[edit]
R*: Efficient Reward Design via Reward Structure Evolution and Parameter Alignment Optimization with Large Language Models
Proceedings of the 42nd International Conference on Machine Learning, PMLR 267:34509-34527, 2025.
Abstract
Reward functions are crucial for policy learning. Large Language Models (LLMs), with strong coding capabilities and valuable domain knowledge, provide an automated solution for high-quality reward design. However, code-based reward functions require precise guiding logic and parameter configurations within a vast design space, leading to low optimization efficiency. To address the challenges, we propose an efficient automated reward design framework, called R, which decomposes reward design into two parts: reward structure evolution and parameter alignment optimization. To design high-quality reward structures, R maintains a reward function population and modularizes the functional components.

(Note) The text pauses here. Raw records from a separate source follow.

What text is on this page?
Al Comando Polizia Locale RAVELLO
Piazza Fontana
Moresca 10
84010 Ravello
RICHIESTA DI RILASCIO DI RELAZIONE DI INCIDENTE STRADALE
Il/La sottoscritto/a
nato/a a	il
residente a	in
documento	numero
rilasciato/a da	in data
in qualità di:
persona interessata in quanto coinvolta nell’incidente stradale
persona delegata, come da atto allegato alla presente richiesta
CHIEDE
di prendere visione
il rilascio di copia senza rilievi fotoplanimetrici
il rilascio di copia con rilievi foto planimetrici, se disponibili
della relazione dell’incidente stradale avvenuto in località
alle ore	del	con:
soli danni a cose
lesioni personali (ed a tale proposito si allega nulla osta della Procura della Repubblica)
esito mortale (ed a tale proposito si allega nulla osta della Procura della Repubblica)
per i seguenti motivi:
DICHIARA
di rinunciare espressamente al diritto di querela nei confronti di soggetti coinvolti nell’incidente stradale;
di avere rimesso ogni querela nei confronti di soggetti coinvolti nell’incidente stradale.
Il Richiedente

LLMs are employed as the mutation operator, and module-level crossover is proposed to facilitate efficient exploration and exploitation. To design more efficient reward parameters, R first leverages LLMs to generate multiple critic functions for trajectory comparison and annotation. Based on these critics, a voting mechanism is employed to collect the trajectory segments with high-confidence labels. These labeled segments are then used to refine the reward function parameters through preference learning. Experiments on diverse robotic control tasks demonstrate that R outperforms strong baselines in both reward design efficiency and quality, surpassing human-designed reward functions.